Apesar da inundação do Rio Jacuí, muitos moradores da região das ilhas, em Porto Alegre, resistem a deixar suas casas, mesmo que provisoriamente. A reportagem de GZH acessou de barco, nesta quarta-feira (27), alguns pontos de difícil acesso. As residências mais baixas já haviam sido invadidas pela água, enquanto as mais elevadas eram ameaçadas pelo rio. Muitos moradores preferem se manter dentro de casa, até o último instante, com medo de que os pertences sejam levados por ladrões.
Na Ilha Grande dos Marinheiros, a água está praticamente na porta da residência da dona Maria, 78 anos, e do seu Jorge, 80. O casal de idosos tem esperança de que o nível do Jacuí não suba mais a ponto de tirá-los de casa. Enquanto isso não acontece, eles vão mudando de moradia em moradia, sempre para uma mais elevada. Em 2015, tudo ficou debaixo d'água.

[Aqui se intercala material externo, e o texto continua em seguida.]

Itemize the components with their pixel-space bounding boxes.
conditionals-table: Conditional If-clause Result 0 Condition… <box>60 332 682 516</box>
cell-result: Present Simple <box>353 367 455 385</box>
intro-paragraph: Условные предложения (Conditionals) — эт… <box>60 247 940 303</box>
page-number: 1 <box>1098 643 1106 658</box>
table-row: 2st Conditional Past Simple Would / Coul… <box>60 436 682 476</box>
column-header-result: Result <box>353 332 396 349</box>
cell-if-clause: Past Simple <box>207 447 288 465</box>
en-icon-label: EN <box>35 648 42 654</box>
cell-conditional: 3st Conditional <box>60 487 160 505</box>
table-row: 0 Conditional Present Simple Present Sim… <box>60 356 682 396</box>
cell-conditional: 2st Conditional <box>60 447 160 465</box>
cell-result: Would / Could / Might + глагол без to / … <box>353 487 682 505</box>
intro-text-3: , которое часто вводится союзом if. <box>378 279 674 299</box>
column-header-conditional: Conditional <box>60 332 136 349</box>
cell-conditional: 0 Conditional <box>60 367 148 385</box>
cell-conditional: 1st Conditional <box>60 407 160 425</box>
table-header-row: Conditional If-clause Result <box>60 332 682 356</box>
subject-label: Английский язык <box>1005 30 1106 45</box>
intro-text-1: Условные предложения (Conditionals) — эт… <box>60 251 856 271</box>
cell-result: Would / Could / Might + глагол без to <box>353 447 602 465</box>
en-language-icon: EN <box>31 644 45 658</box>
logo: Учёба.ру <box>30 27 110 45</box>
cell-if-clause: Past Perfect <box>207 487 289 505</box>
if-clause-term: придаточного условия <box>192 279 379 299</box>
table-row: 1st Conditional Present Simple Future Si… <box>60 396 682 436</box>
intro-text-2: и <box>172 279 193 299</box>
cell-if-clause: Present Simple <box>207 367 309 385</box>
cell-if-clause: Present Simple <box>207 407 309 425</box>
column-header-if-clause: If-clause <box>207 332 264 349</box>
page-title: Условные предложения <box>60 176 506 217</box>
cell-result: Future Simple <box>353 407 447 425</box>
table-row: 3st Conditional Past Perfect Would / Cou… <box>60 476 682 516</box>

— Passo por isso desde que eu nasci, me criei aqui na ilha. Tá tudo aqui no pátio — relata Maria Aneli Mendonça de Melo ao se referir às memórias da família.
Jorge está acamado. Teve seis acidentes vasculares cerebrais (AVCs), convive com a doença de Parkinson, entre outros problemas de saúde. Acima dele, pendurado na parede da casa de madeira, um quadro com o santo que carrega o mesmo nome.
— Tô acostumado, é a vida, Deus quis assim. Mas é um viver brabo — diz emocionado.
Mudar de endereço não é algo que está nos planos do casal. Apesar dos transtornos em função das cheias, existe um grande apego pelo local onde construíram suas vidas. Seu Jorge e dona Maria prometem morar na Ilha Grande dos Marinheiros até o fim.
Na manhã desta quarta, o prefeito de Porto Alegre, Sebastião Melo, disse entender o medo de perder pertences que mantém as pessoas nas casas, mas afirmou que a prefeitura atuará para salvar vidas na região das ilhas.
— Se a água está chegando na casa e a pessoa não aceita, a orientação é que as pessoas devem ser acolhidas. Ou seja, "por favor, entra no barco, vocês não vão ficar aqui". Porque este momento é de salvar vidas — afirmou Melo, à Rádio Gaúcha.
O prefeito revelou que elabora um projeto de lei, que será enviado à Câmara de Vereadores, com um auxílio para que as pessoas adquiram novamente bens que sejam perdidos, como móveis.
A Defesa Civil de Porto Alegre informa que foram distribuídas centenas de cestas básicas no Arquipélago. No entanto, o ritmo de entregas no momento enfrenta uma dificuldade: o mesmo efetivo leva cestas atende ocorrências, fazendo resgates, por exemplo. O trabalho, então, deve se estender pelos próximos dias.
Contraste
A inundação que atinge o bairro Arquipélago, em Porto Alegre, chama atenção para os contrastes existentes na região. Ao mesmo tempo que é a região é uma das de maior vulnerabilidade social da Capital, ela abriga casas de alto padrão. Os moradores chamam a metade sul das ilhas de "parte rica".
Para o padre Rudimar Dal´Asta, que dá assistência aos moradores do Arquipélago e transformou a paróquia da Ilha da Pintada em abrigo público, o contexto agrava a invisibilidade de muitas pessoas vulneráveis na região.
— Existe uma visão meio conturbada. Dizem que o pessoal está "no meio dos ricos", isso é muito ruim, pois essas pessoas também precisam de cesta básica. Infelizmente, podemos dizer que essa é a uma parte um pouco esquecida. A gente se esforça para trazer um pouco de dignidade — diz o religioso.
Enquanto GZH reportava a situação registrada na Ilha Grande dos Marinheiros, moradores comemoravam a chegada do padre Rudimar, bastante popular na região. Só na parte sul da ilha, 235 famílias são assistidas pela paróquia em que ele atua.